= San Roque, Santa Barbara, California =

Neighborhood in Santa Barbara, California

San Roque (Spanish for "Saint Roch") is a primarily residential neighborhood in Santa Barbara, California, located northwest of downtown. For planning purposes, the City of Santa Barbara uses two designations for this area, San Roque and East San Roque. The area takes its name from San Roque creek, which was named by early Spanish settlers after Saint Roch.

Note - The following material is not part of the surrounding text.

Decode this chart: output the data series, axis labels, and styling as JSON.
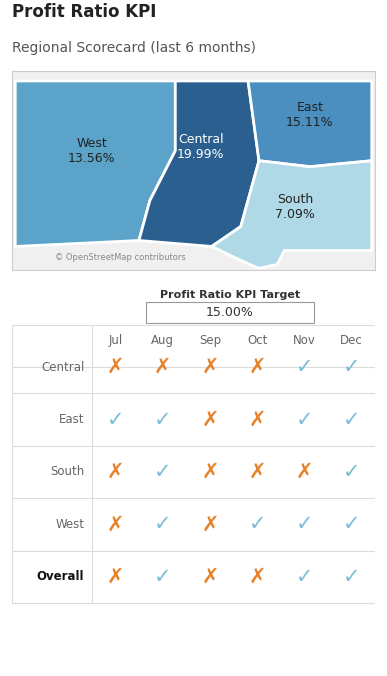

A rural farming area until the 20th century, San Roque's first residential subdivision was developed in 1917 by Stephen Rutherford and called Rutherford Park. The streets were laid out in an irregular grid transected by spokes from a central circular street, Argonne Circle. Argonne Circle was named in memory of Rutherford's son, Lawrie, who died in the Meuse–Argonne offensive. In 1926, plans were approved for the San Roque Country Club and golf course to occupy much of the area adjacent to Rutherford Park, but development stalled due to the Great Depression and in 1939 portions of the unbuilt golf course land were donated to the city of Santa Barbara to become San Roque Park and Stevens Park. In 1928, Peabody Elementary School was built in San Roque in response to population growth, and in 1937 the parochial San Roque School was established. Between 1945 and 1970, residential development filled in the remaining unbuilt lots, and commercial development spread along State Street bordering San Roque.